Warning: Most Seasonal Tax Preparation Services Don’t Understand this Deduction!
It has been my experience that tax preparation workers, such as those at H&R Block, Jackson Hewitt, Walmart, etc. do not understand how to apply this above the line deduction.
Every tax season I get phone calls from clients that have their hair on fire because they got some bad advice from these people. Please remember, they are “seasonal tax preparers”, not Certified Public Accountants or tax lawyers. I certainly don’t mean to disparage them, but in the off-season they are working other jobs. They simply are not prepared to address complicated tax issues such as the application of IRC Section 62(a)(20) and (21).
Please feel free to contact us at 800-562-9830 for a referral to a qualified CPA that can handle filing your tax return appropriately if this becomes a problem for you.
26 U.S. Code § 62 – Adjusted gross income defined
(a)General rule For purposes of this subtitle, the term “adjusted gross income” means, in the case of an individual, gross income minus the following deductions:
(20)Costs involving discrimination suits, etc.
Any deduction allowable under this chapter for attorney fees and court costs paid by, or on behalf of, the taxpayer in connection with any action involving a claim of unlawful discrimination(as defined in subsection (e)) or a claim of a violation of subchapter III of chapter 37 of title 31,United States Code  or a claim made under section 1862(b)(3)(A) of the Social Security Act (42 U.S.C. 1395y(b)(3)(A)).

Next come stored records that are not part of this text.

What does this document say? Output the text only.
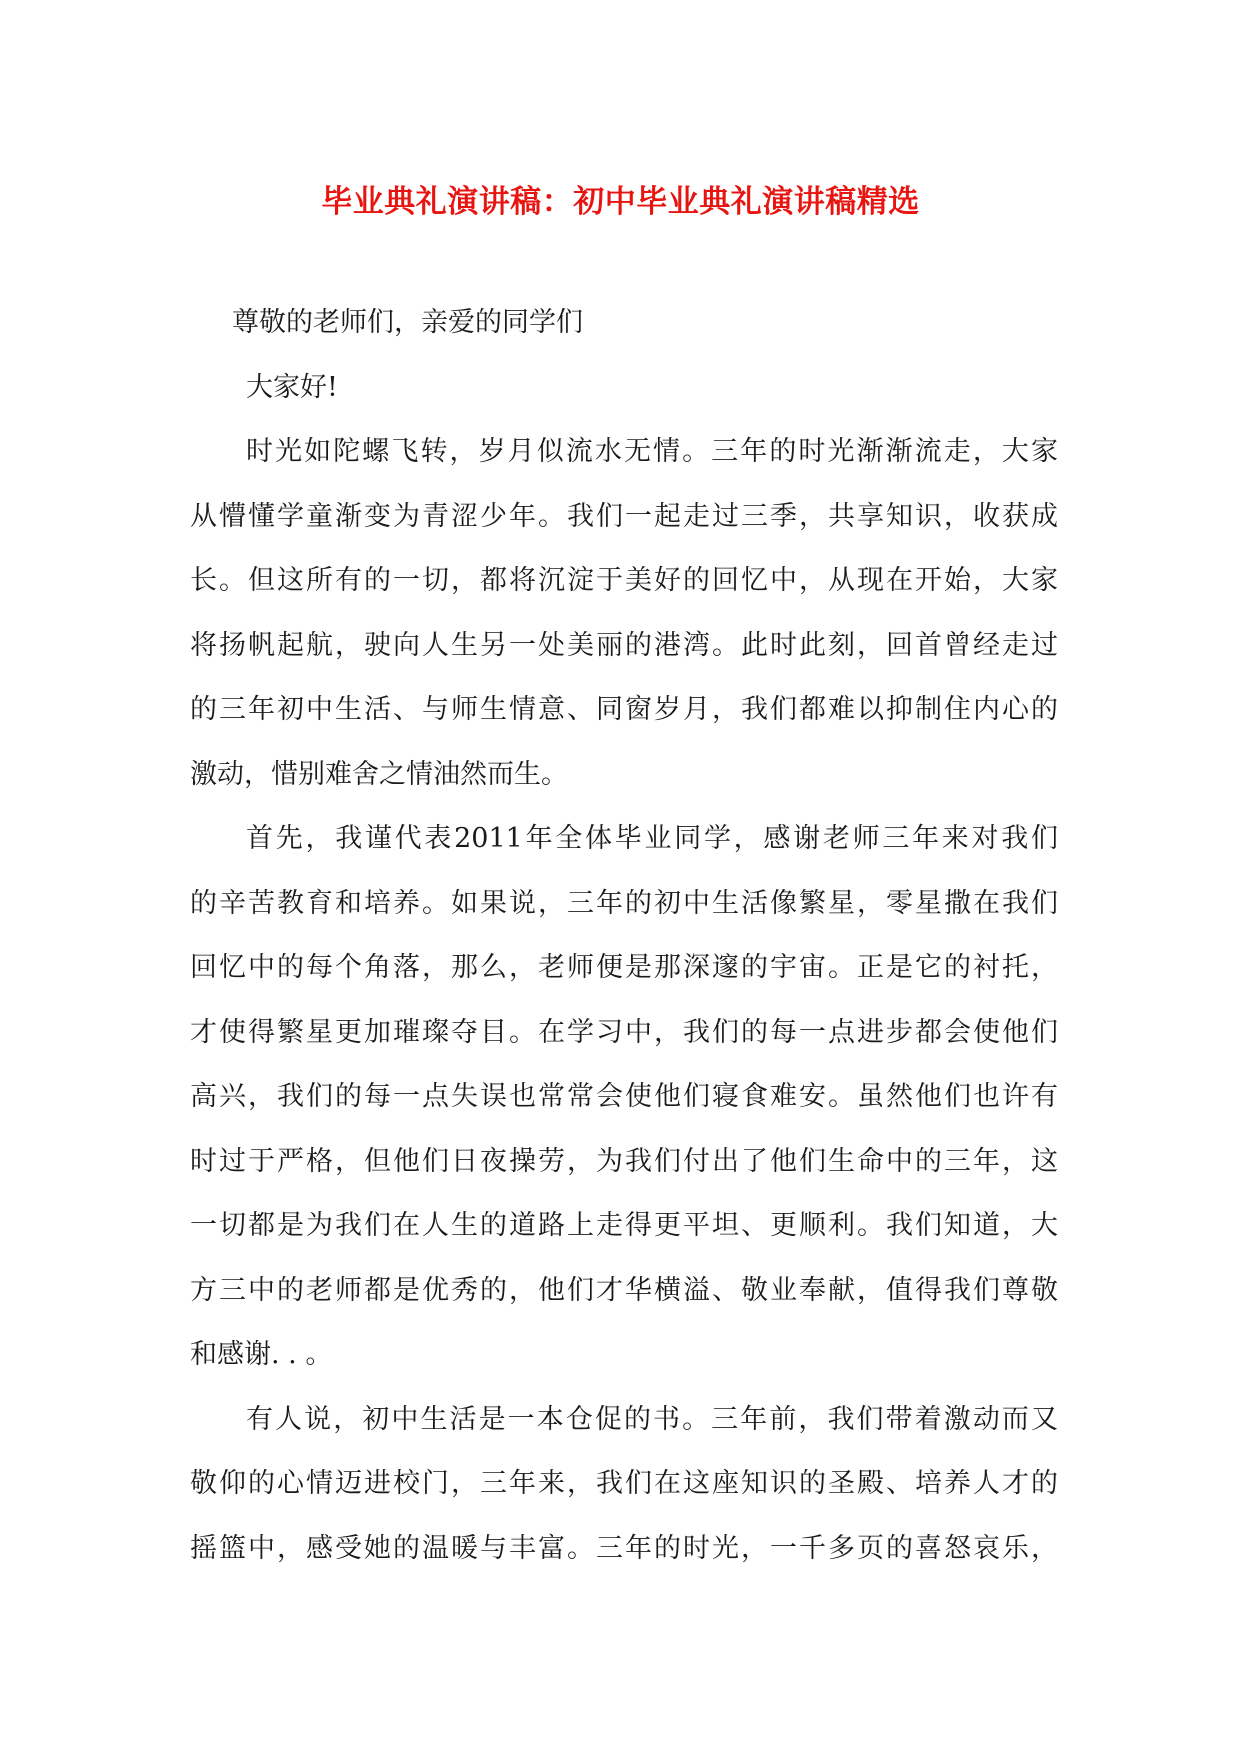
毕业典礼演讲稿：初中毕业典礼演讲稿精选
尊敬的老师们，亲爱的同学们
大家好!
时光如陀螺飞转，岁月似流水无情。三年的时光渐渐流走，大家
从懵懂学童渐变为青涩少年。我们一起走过三季，共享知识，收获成
长。但这所有的一切，都将沉淀于美好的回忆中，从现在开始，大家
将扬帆起航，驶向人生另一处美丽的港湾。此时此刻，回首曾经走过
的三年初中生活、与师生情意、同窗岁月，我们都难以抑制住内心的
激动，惜别难舍之情油然而生。
首先，我谨代表2011年全体毕业同学，感谢老师三年来对我们
的辛苦教育和培养。如果说，三年的初中生活像繁星，零星撒在我们
回忆中的每个角落，那么，老师便是那深邃的宇宙。正是它的衬托，
才使得繁星更加璀璨夺目。在学习中，我们的每一点进步都会使他们
高兴，我们的每一点失误也常常会使他们寝食难安。虽然他们也许有
时过于严格，但他们日夜操劳，为我们付出了他们生命中的三年，这
一切都是为我们在人生的道路上走得更平坦、更顺利。我们知道，大
方三中的老师都是优秀的，他们才华横溢、敬业奉献，值得我们尊敬
和感谢. . 。
有人说，初中生活是一本仓促的书。三年前，我们带着激动而又
敬仰的心情迈进校门，三年来，我们在这座知识的圣殿、培养人才的
摇篮中，感受她的温暖与丰富。三年的时光，一千多页的喜怒哀乐，
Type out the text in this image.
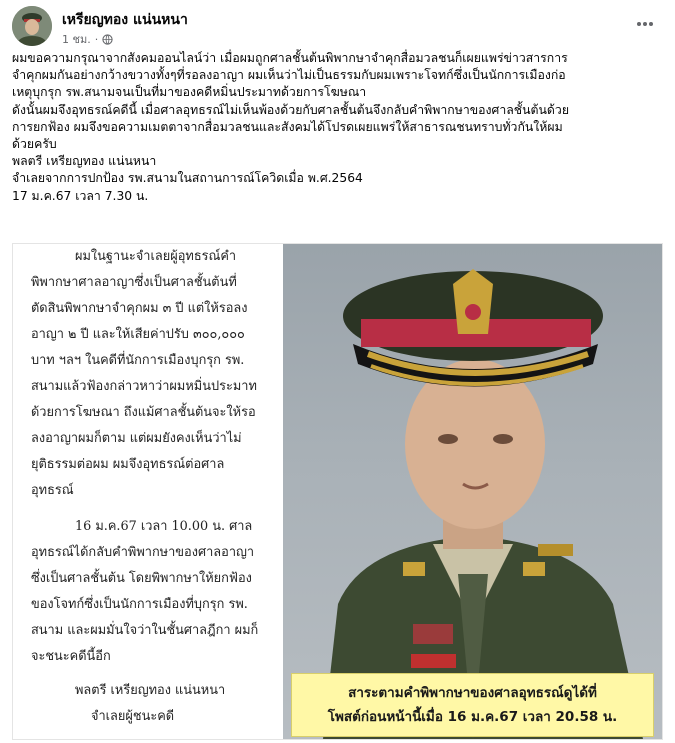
เหรียญทอง แน่นหนา
1 ชม. ·
ผมขอความกรุณาจากสังคมออนไลน์ว่า เมื่อผมถูกศาลชั้นต้นพิพากษาจำคุกสื่อมวลชนก็เผยแพร่ข่าวสารการ
จำคุกผมกันอย่างกว้างขวางทั้งๆที่รอลงอาญา ผมเห็นว่าไม่เป็นธรรมกับผมเพราะโจทก์ซึ่งเป็นนักการเมืองก่อ
เหตุบุกรุก รพ.สนามจนเป็นที่มาของคดีหมิ่นประมาทด้วยการโฆษณา
ดังนั้นผมจึงอุทธรณ์คดีนี้ เมื่อศาลอุทธรณ์ไม่เห็นพ้องด้วยกับศาลชั้นต้นจึงกลับคำพิพากษาของศาลชั้นต้นด้วย
การยกฟ้อง ผมจึงขอความเมตตาจากสื่อมวลชนและสังคมได้โปรดเผยแพร่ให้สาธารณชนทราบทั่วกันให้ผม
ด้วยครับ
พลตรี เหรียญทอง แน่นหนา
จำเลยจากการปกป้อง รพ.สนามในสถานการณ์โควิดเมื่อ พ.ศ.2564
17 ม.ค.67 เวลา 7.30 น.
ผมในฐานะจำเลยผู้อุทธรณ์คำ
พิพากษาศาลอาญาซึ่งเป็นศาลชั้นต้นที่
ตัดสินพิพากษาจำคุกผม ๓ ปี แต่ให้รอลง
อาญา ๒ ปี และให้เสียค่าปรับ ๓๐๐,๐๐๐
บาท ฯลฯ ในคดีที่นักการเมืองบุกรุก รพ.
สนามแล้วฟ้องกล่าวหาว่าผมหมิ่นประมาท
ด้วยการโฆษณา ถึงแม้ศาลชั้นต้นจะให้รอ
ลงอาญาผมก็ตาม แต่ผมยังคงเห็นว่าไม่
ยุติธรรมต่อผม ผมจึงอุทธรณ์ต่อศาล
อุทธรณ์
16 ม.ค.67 เวลา 10.00 น. ศาล
อุทธรณ์ได้กลับคำพิพากษาของศาลอาญา
ซึ่งเป็นศาลชั้นต้น โดยพิพากษาให้ยกฟ้อง
ของโจทก์ซึ่งเป็นนักการเมืองที่บุกรุก รพ.
สนาม และผมมั่นใจว่าในชั้นศาลฎีกา ผมก็
จะชนะคดีนี้อีก
พลตรี เหรียญทอง แน่นหนา
จำเลยผู้ชนะคดี
สาระตามคำพิพากษาของศาลอุทธรณ์ดูได้ที่
โพสต์ก่อนหน้านี้เมื่อ 16 ม.ค.67 เวลา 20.58 น.
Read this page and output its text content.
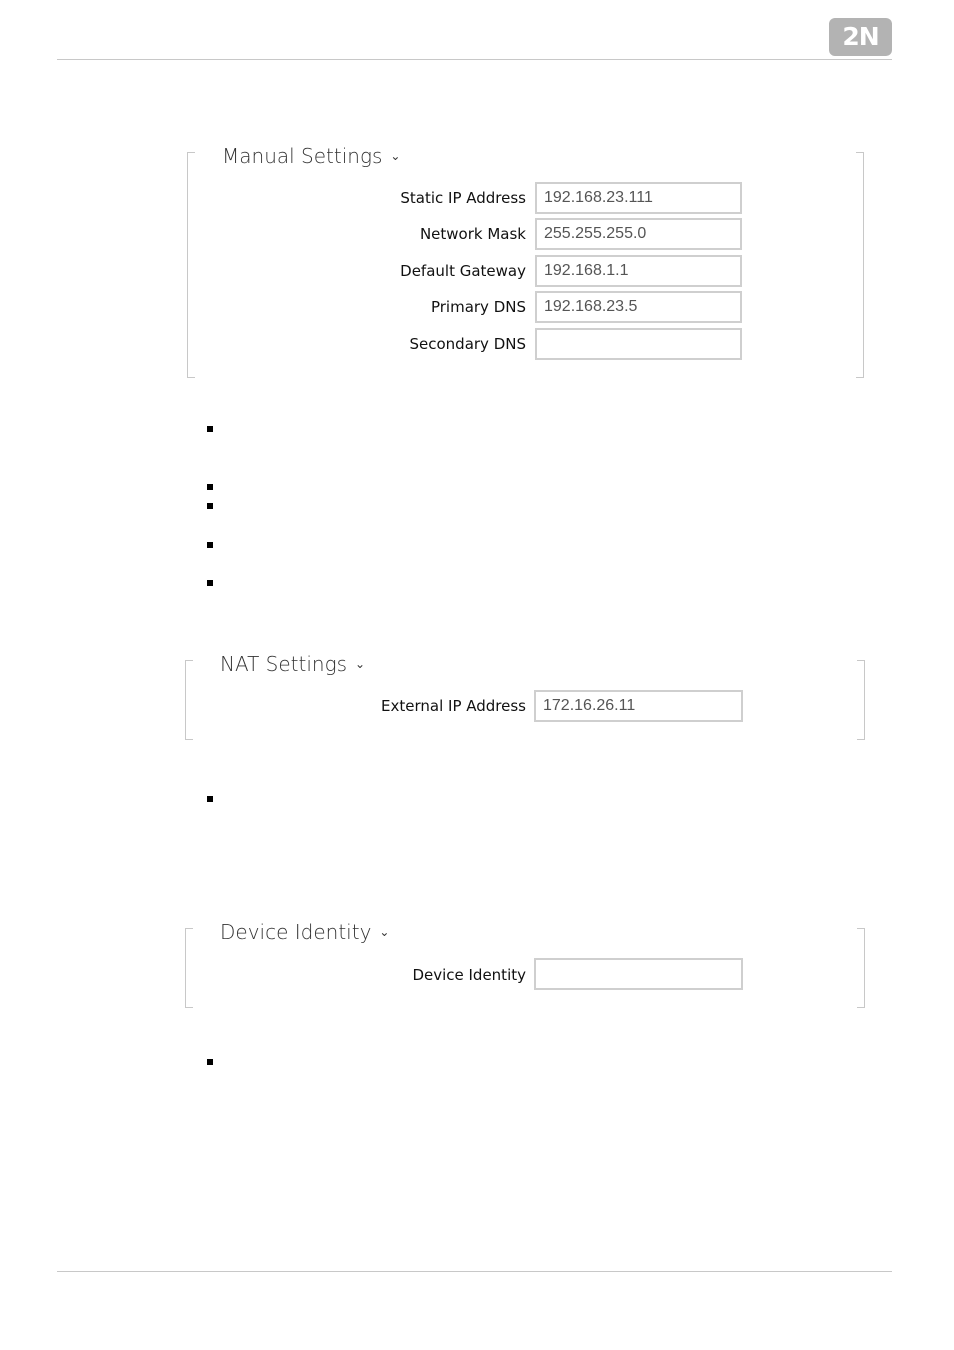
2N
Manual Settings ⌄
Static IP Address
192.168.23.111
Network Mask
255.255.255.0
Default Gateway
192.168.1.1
Primary DNS
192.168.23.5
Secondary DNS
NAT Settings ⌄
External IP Address
172.16.26.11
Device Identity ⌄
Device Identity
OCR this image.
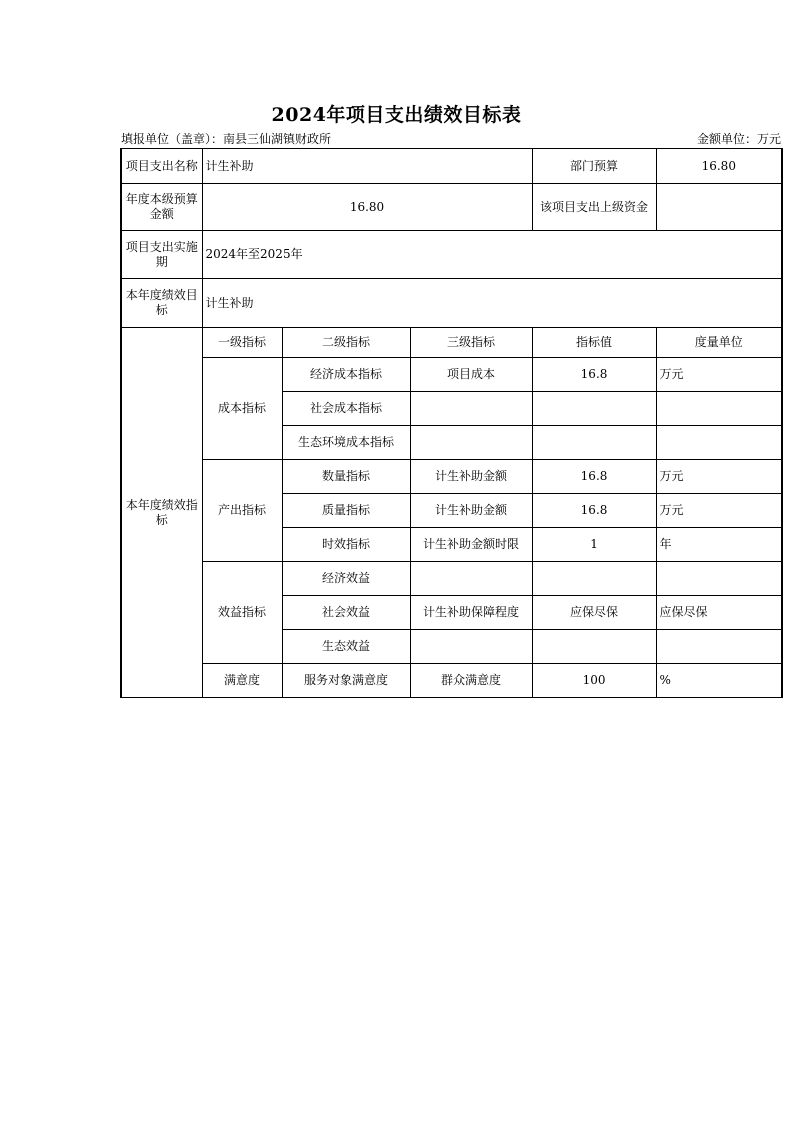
2024年项目支出绩效目标表
填报单位（盖章）：南县三仙湖镇财政所	金额单位：万元
项目支出名称	计生补助			部门预算	16.80
年度本级预算金额	16.80			该项目支出上级资金	
项目支出实施期	2024年至2025年				
本年度绩效目标	计生补助				
本年度绩效指标	一级指标	二级指标	三级指标	指标值	度量单位
	成本指标	经济成本指标	项目成本	16.8	万元
		社会成本指标			
		生态环境成本指标			
	产出指标	数量指标	计生补助金额	16.8	万元
		质量指标	计生补助金额	16.8	万元
		时效指标	计生补助金额时限	1	年
	效益指标	经济效益			
		社会效益	计生补助保障程度	应保尽保	应保尽保
		生态效益			
	满意度	服务对象满意度	群众满意度	100	%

The preceding sentence shall not apply to any deduction in excess of the amount includible in the taxpayer’s gross income for the taxable year on account of a judgment or settlement (whether by suit or agreement and whether as lump sum or periodic payments) resulting from such claim.
(e)Unlawful discrimination defined
For purposes of subsection (a)(20), the term “unlawful discrimination” means an act that is unlawful under any of the following:
(7) Section 510 of the Employee Retirement Income Security Act of 1974 (29 U.S.C. 1140).
(18)Any provision of Federal, State, or local law, or common law claims permitted under Federal, State, or local law—
(i) providing for the enforcement of civil rights, or
(ii) regulating any aspect of the employment relationship, including claims for wages, compensation, or benefits, or prohibiting the discharge of an employee, the discrimination against an employee, or any other form of retaliation or reprisal against an employee for asserting rights or taking other actions permitted by law.